Beddy is startled by the voice.  She looks over to her left to the beige BMW next to her.  A boy is standing with his driver side door open, glaring over his roof at her.

“Duh, your door’s against my fucking car?”

She looks at her door, which is very much against his car.

“Shut your door, so I can leave,” he says, gesturing vaguely where he could leave to with his thumb.  “I’m not getting in till you shut it, ‘cause then my paint job’s going to get fucked.  I’ve seen it happen.  She’s got a fresh wax.”

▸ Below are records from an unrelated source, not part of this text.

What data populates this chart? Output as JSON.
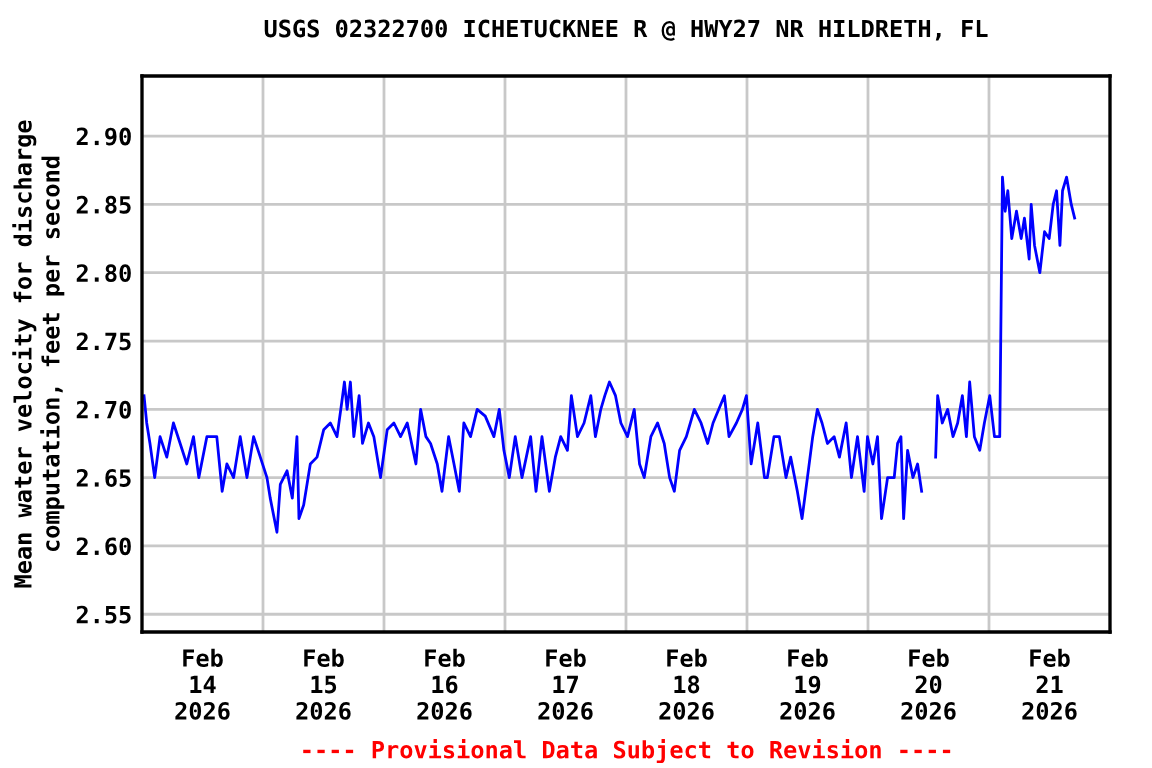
{
  "chart_data": {
    "type": "line",
    "title": "USGS 02322700 ICHETUCKNEE R @ HWY27 NR HILDRETH, FL",
    "ylabel": "Mean water velocity for discharge\ncomputation, feet per second",
    "annotations": [
      "---- Provisional Data Subject to Revision ----"
    ],
    "xlim": [
      "2026-02-14T00:00",
      "2026-02-22T00:00"
    ],
    "xticks": [
      {
        "value": "2026-02-14T12:00",
        "label": "Feb\n14\n2026"
      },
      {
        "value": "2026-02-15T12:00",
        "label": "Feb\n15\n2026"
      },
      {
        "value": "2026-02-16T12:00",
        "label": "Feb\n16\n2026"
      },
      {
        "value": "2026-02-17T12:00",
        "label": "Feb\n17\n2026"
      },
      {
        "value": "2026-02-18T12:00",
        "label": "Feb\n18\n2026"
      },
      {
        "value": "2026-02-19T12:00",
        "label": "Feb\n19\n2026"
      },
      {
        "value": "2026-02-20T12:00",
        "label": "Feb\n20\n2026"
      },
      {
        "value": "2026-02-21T12:00",
        "label": "Feb\n21\n2026"
      },
      {
        "value": "2026-02-15T00:00",
        "label": null
      },
      {
        "value": "2026-02-16T00:00",
        "label": null
      },
      {
        "value": "2026-02-17T00:00",
        "label": null
      },
      {
        "value": "2026-02-18T00:00",
        "label": null
      },
      {
        "value": "2026-02-19T00:00",
        "label": null
      },
      {
        "value": "2026-02-20T00:00",
        "label": null
      },
      {
        "value": "2026-02-21T00:00",
        "label": null
      }
    ],
    "ylim": [
      2.537,
      2.944
    ],
    "yticks": [
      2.55,
      {
        "value": 2.6,
        "label": "2.60"
      },
      2.65,
      {
        "value": 2.7,
        "label": "2.70"
      },
      2.75,
      {
        "value": 2.8,
        "label": "2.80"
      },
      2.85,
      {
        "value": 2.9,
        "label": "2.90"
      }
    ],
    "grid": true,
    "legend": false,
    "series": [
      {
        "color": "#0000ff",
        "x": [
          "2026-02-14T00:24",
          "2026-02-14T00:56",
          "2026-02-14T01:35",
          "2026-02-14T02:31",
          "2026-02-14T03:35",
          "2026-02-14T04:55",
          "2026-02-14T06:14",
          "2026-02-14T07:34",
          "2026-02-14T08:53",
          "2026-02-14T10:13",
          "2026-02-14T11:16",
          "2026-02-14T12:52",
          "2026-02-14T14:50",
          "2026-02-14T15:54",
          "2026-02-14T16:50",
          "2026-02-14T18:10",
          "2026-02-14T19:29",
          "2026-02-14T20:49",
          "2026-02-14T22:08",
          "2026-02-14T23:28",
          "2026-02-15T00:47",
          "2026-02-15T01:26",
          "2026-02-15T02:46",
          "2026-02-15T03:26",
          "2026-02-15T04:46",
          "2026-02-15T05:49",
          "2026-02-15T06:44",
          "2026-02-15T07:08",
          "2026-02-15T08:04",
          "2026-02-15T09:23",
          "2026-02-15T10:43",
          "2026-02-15T12:02",
          "2026-02-15T13:22",
          "2026-02-15T14:41",
          "2026-02-15T15:37",
          "2026-02-15T16:09",
          "2026-02-15T16:41",
          "2026-02-15T17:20",
          "2026-02-15T18:01",
          "2026-02-15T19:04",
          "2026-02-15T19:44",
          "2026-02-15T20:55",
          "2026-02-15T21:59",
          "2026-02-15T23:19",
          "2026-02-16T00:38",
          "2026-02-16T01:58",
          "2026-02-16T03:17",
          "2026-02-16T04:37",
          "2026-02-16T06:20",
          "2026-02-16T07:16",
          "2026-02-16T08:19",
          "2026-02-16T09:14",
          "2026-02-16T10:34",
          "2026-02-16T11:30",
          "2026-02-16T12:49",
          "2026-02-16T13:53",
          "2026-02-16T14:56",
          "2026-02-16T15:50",
          "2026-02-16T17:10",
          "2026-02-16T18:29",
          "2026-02-16T20:05",
          "2026-02-16T21:48",
          "2026-02-16T22:52",
          "2026-02-16T23:47",
          "2026-02-17T00:51",
          "2026-02-17T02:02",
          "2026-02-17T03:22",
          "2026-02-17T05:05",
          "2026-02-17T06:09",
          "2026-02-17T07:20",
          "2026-02-17T08:48",
          "2026-02-17T09:59",
          "2026-02-17T11:03",
          "2026-02-17T12:23",
          "2026-02-17T13:10",
          "2026-02-17T14:22",
          "2026-02-17T15:41",
          "2026-02-17T17:01",
          "2026-02-17T17:56",
          "2026-02-17T19:00",
          "2026-02-17T19:48",
          "2026-02-17T20:43",
          "2026-02-17T21:55",
          "2026-02-17T22:59",
          "2026-02-18T00:18",
          "2026-02-18T01:38",
          "2026-02-18T02:41",
          "2026-02-18T03:37",
          "2026-02-18T04:56",
          "2026-02-18T06:16",
          "2026-02-18T07:35",
          "2026-02-18T08:39",
          "2026-02-18T09:35",
          "2026-02-18T10:38",
          "2026-02-18T11:58",
          "2026-02-18T13:33",
          "2026-02-18T14:53",
          "2026-02-18T16:12",
          "2026-02-18T17:16",
          "2026-02-18T19:31",
          "2026-02-18T20:26",
          "2026-02-18T21:54",
          "2026-02-18T23:05",
          "2026-02-18T23:53",
          "2026-02-19T00:49",
          "2026-02-19T02:08",
          "2026-02-19T03:28",
          "2026-02-19T04:02",
          "2026-02-19T05:21",
          "2026-02-19T06:25",
          "2026-02-19T07:44",
          "2026-02-19T08:40",
          "2026-02-19T09:59",
          "2026-02-19T10:55",
          "2026-02-19T11:59",
          "2026-02-19T13:02",
          "2026-02-19T13:58",
          "2026-02-19T14:53",
          "2026-02-19T15:57",
          "2026-02-19T17:17",
          "2026-02-19T18:20",
          "2026-02-19T19:40",
          "2026-02-19T20:43",
          "2026-02-19T21:55",
          "2026-02-19T23:14",
          "2026-02-19T23:54",
          "2026-02-20T00:58",
          "2026-02-20T01:53",
          "2026-02-20T02:41",
          "2026-02-20T03:53",
          "2026-02-20T05:12",
          "2026-02-20T05:52",
          "2026-02-20T06:32",
          "2026-02-20T07:04",
          "2026-02-20T07:51",
          "2026-02-20T08:55",
          "2026-02-20T09:50",
          "2026-02-20T10:38",
          "2026-02-20T12:00",
          "2026-02-20T13:25",
          "2026-02-20T13:49",
          "2026-02-20T14:44",
          "2026-02-20T15:48",
          "2026-02-20T16:52",
          "2026-02-20T17:47",
          "2026-02-20T18:43",
          "2026-02-20T19:31",
          "2026-02-20T20:10",
          "2026-02-20T21:06",
          "2026-02-20T22:10",
          "2026-02-20T23:05",
          "2026-02-21T00:09",
          "2026-02-21T01:05",
          "2026-02-21T02:08",
          "2026-02-21T02:24",
          "2026-02-21T02:40",
          "2026-02-21T03:12",
          "2026-02-21T03:44",
          "2026-02-21T04:31",
          "2026-02-21T05:27",
          "2026-02-21T06:23",
          "2026-02-21T07:02",
          "2026-02-21T07:58",
          "2026-02-21T08:22",
          "2026-02-21T09:02",
          "2026-02-21T10:05",
          "2026-02-21T11:01",
          "2026-02-21T11:56",
          "2026-02-21T12:44",
          "2026-02-21T13:24",
          "2026-02-21T14:04",
          "2026-02-21T14:35",
          "2026-02-21T15:23",
          "2026-02-21T16:19",
          "2026-02-21T16:59"
        ],
        "values": [
          2.71,
          2.69,
          2.675,
          2.65,
          2.68,
          2.665,
          2.69,
          2.675,
          2.66,
          2.68,
          2.65,
          2.68,
          2.68,
          2.64,
          2.66,
          2.65,
          2.68,
          2.65,
          2.68,
          2.665,
          2.65,
          2.635,
          2.61,
          2.645,
          2.655,
          2.635,
          2.68,
          2.62,
          2.63,
          2.66,
          2.665,
          2.685,
          2.69,
          2.68,
          2.705,
          2.72,
          2.7,
          2.72,
          2.68,
          2.71,
          2.675,
          2.69,
          2.68,
          2.65,
          2.685,
          2.69,
          2.68,
          2.69,
          2.66,
          2.7,
          2.68,
          2.675,
          2.66,
          2.64,
          2.68,
          2.66,
          2.64,
          2.69,
          2.68,
          2.7,
          2.695,
          2.68,
          2.7,
          2.67,
          2.65,
          2.68,
          2.65,
          2.68,
          2.64,
          2.68,
          2.64,
          2.665,
          2.68,
          2.67,
          2.71,
          2.68,
          2.69,
          2.71,
          2.68,
          2.7,
          2.71,
          2.72,
          2.71,
          2.69,
          2.68,
          2.7,
          2.66,
          2.65,
          2.68,
          2.69,
          2.675,
          2.65,
          2.64,
          2.67,
          2.68,
          2.7,
          2.69,
          2.675,
          2.69,
          2.71,
          2.68,
          2.69,
          2.7,
          2.71,
          2.66,
          2.69,
          2.65,
          2.65,
          2.68,
          2.68,
          2.65,
          2.665,
          2.64,
          2.62,
          2.65,
          2.68,
          2.7,
          2.69,
          2.675,
          2.68,
          2.665,
          2.69,
          2.65,
          2.68,
          2.64,
          2.68,
          2.66,
          2.68,
          2.62,
          2.65,
          2.65,
          2.675,
          2.68,
          2.62,
          2.67,
          2.65,
          2.66,
          2.64,
          null,
          2.665,
          2.71,
          2.69,
          2.7,
          2.68,
          2.69,
          2.71,
          2.68,
          2.72,
          2.68,
          2.67,
          2.69,
          2.71,
          2.68,
          2.68,
          2.777,
          2.87,
          2.845,
          2.86,
          2.825,
          2.845,
          2.825,
          2.84,
          2.81,
          2.85,
          2.82,
          2.8,
          2.83,
          2.825,
          2.85,
          2.86,
          2.82,
          2.86,
          2.87,
          2.85,
          2.84
        ]
      }
    ]
  }
}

“Sorry,” she says, and draws her door away from his car gingerly, then closes it.  She waits for him to back out of his space and leave, and then she starts her engine, puts on her seatbelt.

She backs out and drives out of the parking lot, trying not to drive over the officer’s feet since he’s left so little room for her to pass.  Taking one final look at The Grove, she turns right and drives up the pier back to shore.

“’Sorry,”” she mimics herself.  “’Sooorry,’” she says, this time with more whine.

She is tired of the word.  Of its implication of responsibility.  Its transference of guilt.  She learned early and she learned deeply that her world has no patience for people who feel the way she feels.  It wants to be as fast and rough and thoughtless as it wants.  It cannot be taught otherwise, or halted.  Not in the name of Progress.  To its credit it tries for civility, but makes the fatal mistake of holding it above fairness.  So she has had to smile tightly as the gratuitous cretins of her world have bent her over the sawhorse, even accept it with generosity, though the pain congealed into jawbreakers in her throat.  Apologize when she whimpered too loudly.

“Sooooorrrrrrrryyyyy,” she says, now sounding like those same cretins.

She winces when she thinks of all the times she said she was sorry and didn’t mean it.  When she had to apologize to kids that teased her and made her wish she were dead.  In those situations, she had lost her temper, had escalated a situation her bullies had started.  Usually, her temper would be the only punishable offense.  Her feelings were her responsibility, the adults would say, and so were her reactions.  But if the teacher or authority figure were generous, they’d make the bully apologize.  This was delivered with various insincerity signifiers: eyes rolling or on their lap, spoken into forearms or cupped palms, feet twitching or kicking or kick-drumming.  It always sounded one of two ways: drawn out and sing-song, or flat and muffled.  And there was nothing worse than hearing her hateful apology, made only to hear the bully’s, parroted back to her.

The difference between her and the Wades of the world is that she knows apologizing is the right thing to do.  What would it take for her to do the wrong thing on purpose?